An 80-metre underground tunnel links the two custody areas. It’s cold, stark and has a blue glow – and no end in sight when the solid entry door closes behind.
Tunnel access is via an elevator with a lockable glass dividing door that holds three prisoners, handcuffed together, separate from the officers transporting them.
It’s fitted with a CCTV camera and many more of them line the tunnel. Like the lift, they were new additions during recent renovations.
Ms Rider and a second custody officer each work 10 eight-hour shifts a fortnight at Dandenong.
She’s looking forward to four more officers joining them in mid-March, with up to 19 expected to be in place by mid-year.
“I think that will make a real difference,” she said.
“It is quite busy here.”
Coming custody officers won’t have the background in the sector that Ms Rider benefits from, and she’s interested to see how they’ll settle in.

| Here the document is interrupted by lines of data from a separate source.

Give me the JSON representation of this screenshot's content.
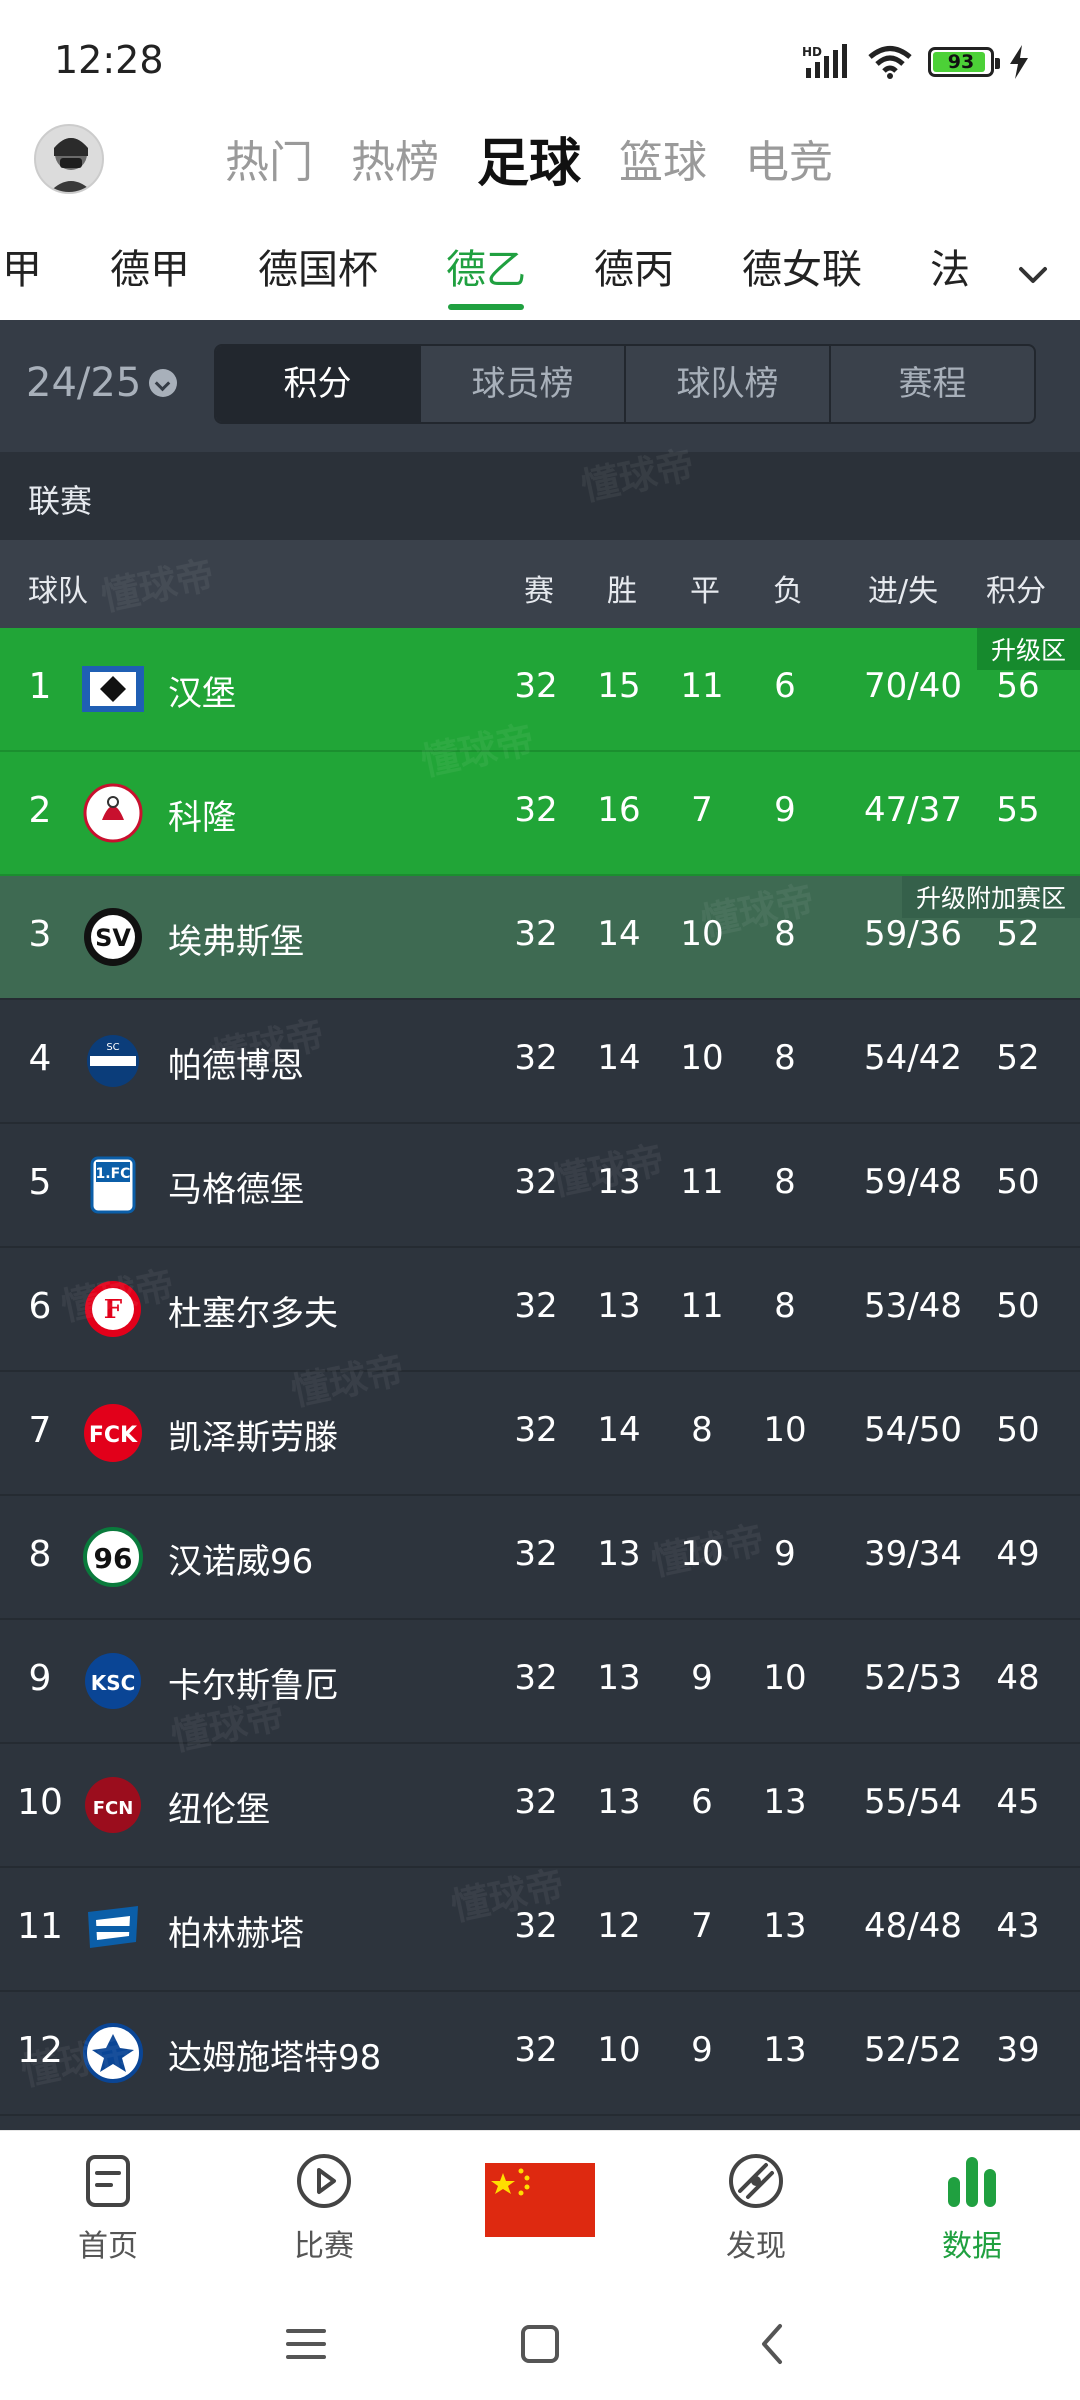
{
  "status_bar": {
    "time": "12:28",
    "battery": "93",
    "network": "HD"
  },
  "top_tabs": [
    "热门",
    "热榜",
    "足球",
    "篮球",
    "电竞"
  ],
  "top_active": 2,
  "league_tabs": [
    "甲",
    "德甲",
    "德国杯",
    "德乙",
    "德丙",
    "德女联",
    "法"
  ],
  "league_active": 3,
  "season": "24/25",
  "segments": [
    "积分",
    "球员榜",
    "球队榜",
    "赛程"
  ],
  "segment_active": 0,
  "league_header": "联赛",
  "columns": {
    "team": "球队",
    "played": "赛",
    "win": "胜",
    "draw": "平",
    "loss": "负",
    "goals": "进/失",
    "points": "积分"
  },
  "zones": {
    "promotion": "升级区",
    "playoff": "升级附加赛区"
  },
  "watermark": "懂球帝",
  "rows": [
    {
      "pos": "1",
      "team": "汉堡",
      "played": "32",
      "w": "15",
      "d": "11",
      "l": "6",
      "goals": "70/40",
      "pts": "56"
    },
    {
      "pos": "2",
      "team": "科隆",
      "played": "32",
      "w": "16",
      "d": "7",
      "l": "9",
      "goals": "47/37",
      "pts": "55"
    },
    {
      "pos": "3",
      "team": "埃弗斯堡",
      "played": "32",
      "w": "14",
      "d": "10",
      "l": "8",
      "goals": "59/36",
      "pts": "52"
    },
    {
      "pos": "4",
      "team": "帕德博恩",
      "played": "32",
      "w": "14",
      "d": "10",
      "l": "8",
      "goals": "54/42",
      "pts": "52"
    },
    {
      "pos": "5",
      "team": "马格德堡",
      "played": "32",
      "w": "13",
      "d": "11",
      "l": "8",
      "goals": "59/48",
      "pts": "50"
    },
    {
      "pos": "6",
      "team": "杜塞尔多夫",
      "played": "32",
      "w": "13",
      "d": "11",
      "l": "8",
      "goals": "53/48",
      "pts": "50"
    },
    {
      "pos": "7",
      "team": "凯泽斯劳滕",
      "played": "32",
      "w": "14",
      "d": "8",
      "l": "10",
      "goals": "54/50",
      "pts": "50"
    },
    {
      "pos": "8",
      "team": "汉诺威96",
      "played": "32",
      "w": "13",
      "d": "10",
      "l": "9",
      "goals": "39/34",
      "pts": "49"
    },
    {
      "pos": "9",
      "team": "卡尔斯鲁厄",
      "played": "32",
      "w": "13",
      "d": "9",
      "l": "10",
      "goals": "52/53",
      "pts": "48"
    },
    {
      "pos": "10",
      "team": "纽伦堡",
      "played": "32",
      "w": "13",
      "d": "6",
      "l": "13",
      "goals": "55/54",
      "pts": "45"
    },
    {
      "pos": "11",
      "team": "柏林赫塔",
      "played": "32",
      "w": "12",
      "d": "7",
      "l": "13",
      "goals": "48/48",
      "pts": "43"
    },
    {
      "pos": "12",
      "team": "达姆施塔特98",
      "played": "32",
      "w": "10",
      "d": "9",
      "l": "13",
      "goals": "52/52",
      "pts": "39"
    }
  ],
  "bottom_nav": [
    "首页",
    "比赛",
    "",
    "发现",
    "数据"
  ],
  "bottom_active": 4,
  "colors": {
    "accent": "#20a040",
    "promotion": "#21a537",
    "playoff": "#3e6a52",
    "panel": "#2d343d"
  }
}
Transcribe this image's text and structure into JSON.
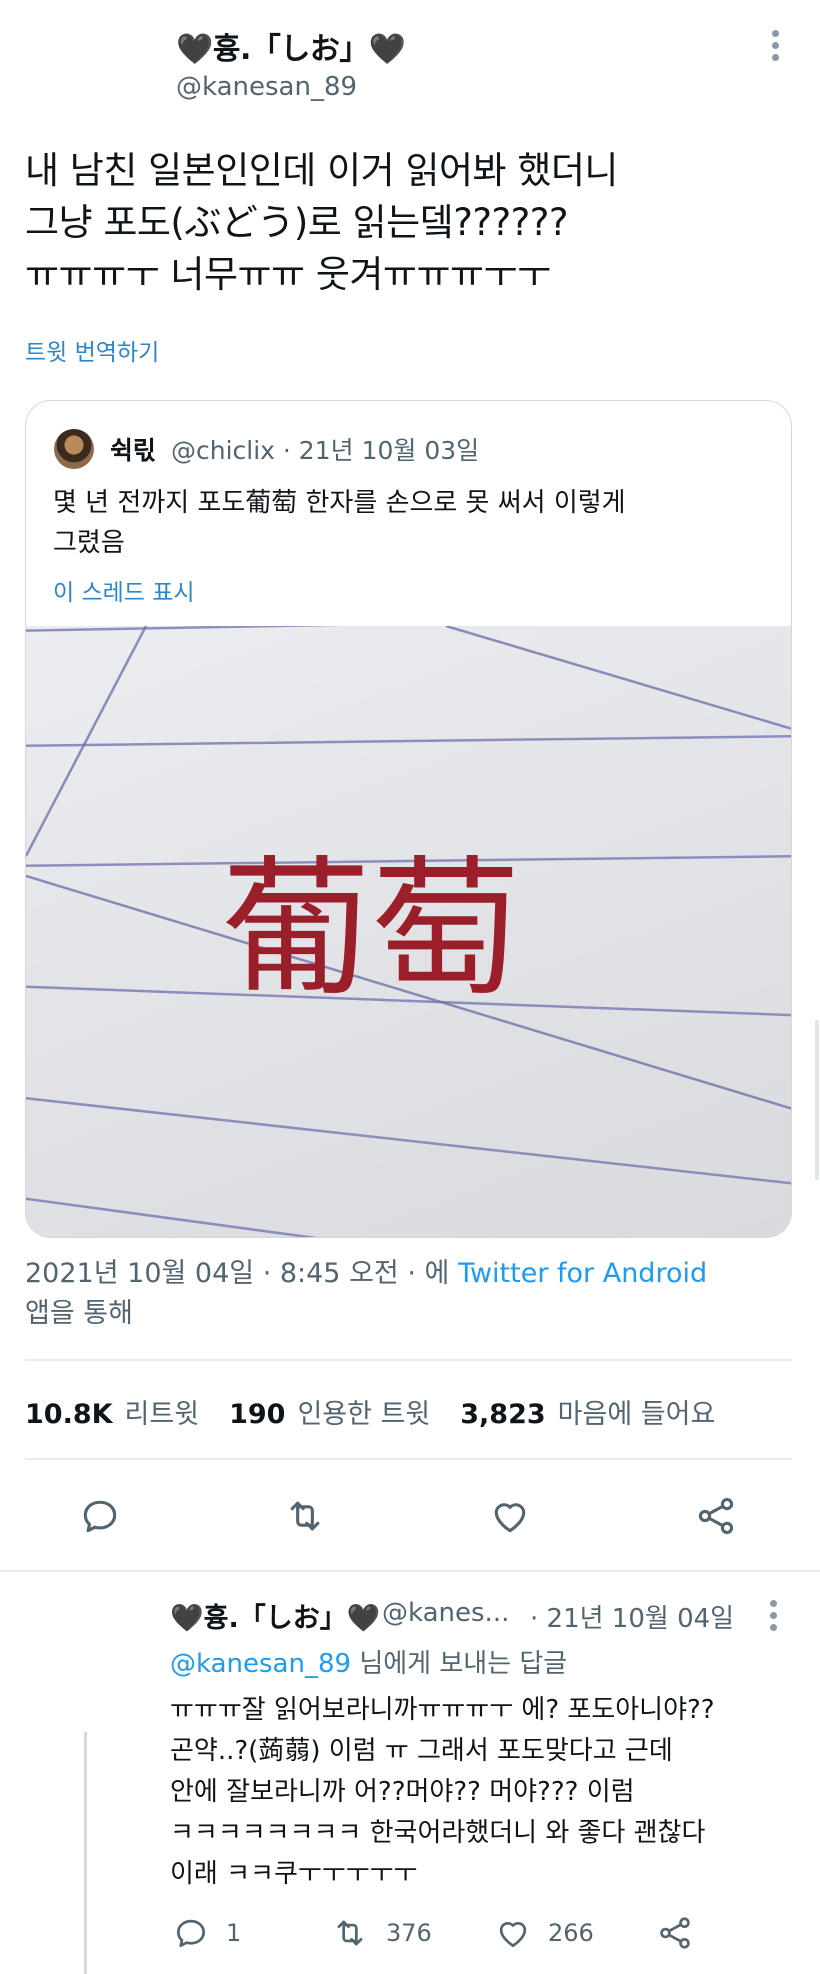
{
  "tweet": {
    "display_name": "🖤흉.「しお」🖤",
    "handle": "@kanesan_89",
    "text_lines": [
      "내 남친 일본인인데 이거 읽어봐 했더니",
      "그냥 포도(ぶどう)로 읽는뎈??????",
      "ㅠㅠㅠㅜ 너무ㅠㅠ 웃겨ㅠㅠㅠㅜㅜ"
    ],
    "translate_label": "트윗 번역하기",
    "timestamp": "2021년 10월 04일 · 8:45 오전 · 에",
    "via_app": "Twitter for Android",
    "via_suffix": "앱을 통해"
  },
  "quote": {
    "display_name": "쉭릯",
    "handle_date": "@chiclix · 21년 10월 03일",
    "text_lines": [
      "몇 년 전까지 포도葡萄 한자를 손으로 못 써서 이렇게",
      "그렸음"
    ],
    "show_thread": "이 스레드 표시",
    "handwritten_chars": "葡萄"
  },
  "stats": {
    "retweets_num": "10.8K",
    "retweets_label": "리트윗",
    "quotes_num": "190",
    "quotes_label": "인용한 트윗",
    "likes_num": "3,823",
    "likes_label": "마음에 들어요"
  },
  "actions": [
    "reply-icon",
    "retweet-icon",
    "like-icon",
    "share-icon"
  ],
  "reply": {
    "display_name": "🖤흉.「しお」🖤",
    "handle": "@kanes...",
    "date": "· 21년 10월 04일",
    "replying_to_handle": "@kanesan_89",
    "replying_to_suffix": "님에게 보내는 답글",
    "text_lines": [
      "ㅠㅠㅠ잘 읽어보라니까ㅠㅠㅠㅜ 에? 포도아니야??",
      "곤약..?(蒟蒻) 이럼 ㅠ 그래서 포도맞다고 근데",
      "안에 잘보라니까 어??머야?? 머야??? 이럼",
      "ㅋㅋㅋㅋㅋㅋㅋㅋ 한국어라했더니 와 좋다 괜찮다",
      "이래 ㅋㅋ쿠ㅜㅜㅜㅜㅜ"
    ],
    "reply_count": "1",
    "retweet_count": "376",
    "like_count": "266"
  },
  "colors": {
    "link": "#1d9bf0",
    "secondary_text": "#536471",
    "divider": "#e6ecf0",
    "ink": "#9a1f2a"
  }
}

She recommended the job to people with some life experience and a thick skin – drugs and bravado make for unpredictable and sometimes aggressive prisoners.
“You’ll get called stuff,” she said.
“They’re not my friends so what they say to me doesn’t bother me.”
Dandenong MP Gabrielle Williams and Parliamentary Secretary for Justice Ben Carroll visited Dandenong Police Station on Wednesday 17 February to see how Ms Rider was settling in.
“I’m loving it,” she told them.
“The other half’s never seen me so happy.
“The staff really do a good job here and they’ve been very welcoming.”
She said the job was challenging but the police had been supportive and appreciative.
Greater Dandenong Inspector Bruce Kitchen said the full benefit of custody officers wouldn’t be felt until more were in place.
“Internally the reaction’s very positive. They just want more of them quicker,” he said.
He expects custody officers to help with police recruit retention rates by freeing officers to get out on the road and do the work they enjoy.